In the following I limit discussion to the particular expression $$ΔU = ΔH - pΔV$$
which follows (spoiler alert) from $$H\equiv U+pV$$ when the pressure $p$ of the system (the container) is identical at the beginning and end of the process.
- Is the pressure outside the container assumed to always be constant?
For an isobaric process such as the stated process involving zinc, by definition yes. Generally speaking the expansion work in the 1st Law is written $$dw = -p_{ext}dV$$ where $p_{ext}$ is the pressure of the surroundings against which the system does work. If $p_{ext}$ is constant work is still against or by the pressure of the surroundings and the integral can be evaluated as $$w=-p_{ext}\Delta V $$ For a reversible process the pressure of the system and surroundings are equal and we evaluate $$w=-\int_{Vi}^{Vf} pdV$$ where $p$ is the pressure of the system.
- Is the pressure inside the container assumed to always be constant? I assume no looking at the graph of Boyle's Law.
In the case of a reversible process against constant external pressure, yes.
BTW Boyle's law ($p \propto V^{-1}$) does not consider changes in the number of particles during a reaction.
- For expansion of the gas, work is done by the system (i.e. the gas in the container) on the surroundings, so is p the pressure of the surroundings as work is done against the pressure of the surroundings?
The pressure of the system (container) and surroundings are assumed to be equal (balanced) for a reversible process. However, if the pressure of the system is greater than that of the surroundings (the latter assumed constant) then the work is still $$w=-p_{ext}\Delta V$$
This doesn't seem to be the case in several examples in my lecture notes: e.g. calculate the work done against pressure of 1 bar at 298 K when 1 mol of zinc is dissolved in aq. HCl
$pV$ work involves a change in volume. Here the volume change is due to formation of gas which causes the pressure in the container to increase by an infinitesimal amount $\mathrm{d}p$. The gas pushes against the piston, increasing the volume and returning the system to mechanical equilibrium when the internal pressure equals the external pressure $p$.
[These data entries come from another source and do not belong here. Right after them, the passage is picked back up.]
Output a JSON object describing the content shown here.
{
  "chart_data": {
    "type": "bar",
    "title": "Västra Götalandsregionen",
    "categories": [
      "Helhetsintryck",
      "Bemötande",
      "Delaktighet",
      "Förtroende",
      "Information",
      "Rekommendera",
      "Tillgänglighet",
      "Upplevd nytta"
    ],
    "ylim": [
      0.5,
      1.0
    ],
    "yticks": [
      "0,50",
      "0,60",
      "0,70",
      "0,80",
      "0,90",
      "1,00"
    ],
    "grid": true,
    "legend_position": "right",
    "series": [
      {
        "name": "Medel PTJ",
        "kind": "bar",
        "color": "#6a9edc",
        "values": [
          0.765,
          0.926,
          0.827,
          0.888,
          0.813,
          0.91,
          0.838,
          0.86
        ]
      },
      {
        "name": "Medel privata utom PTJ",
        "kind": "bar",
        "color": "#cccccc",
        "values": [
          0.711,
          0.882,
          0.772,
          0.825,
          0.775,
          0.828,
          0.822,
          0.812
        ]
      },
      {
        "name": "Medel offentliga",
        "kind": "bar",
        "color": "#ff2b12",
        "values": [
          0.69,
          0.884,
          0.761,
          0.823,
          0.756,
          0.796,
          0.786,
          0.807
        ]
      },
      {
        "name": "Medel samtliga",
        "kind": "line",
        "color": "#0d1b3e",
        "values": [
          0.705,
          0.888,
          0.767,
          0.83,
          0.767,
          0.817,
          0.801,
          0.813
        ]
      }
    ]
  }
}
- For compression of the gas, work is done by the surroundings on the system, so is p the pressure of the gas in the container as work is done against this pressure?
Assuming no chemical processes, compression requires the surrounding pressure to be higher than that of the system. It suffices that the difference be infinitesimal in magnitude, resulting in a reversible process. During such a process, the pressure $p$ of the system may vary during the entire process, remaining always equal (to within an infinitesimal amount) to the applied pressure.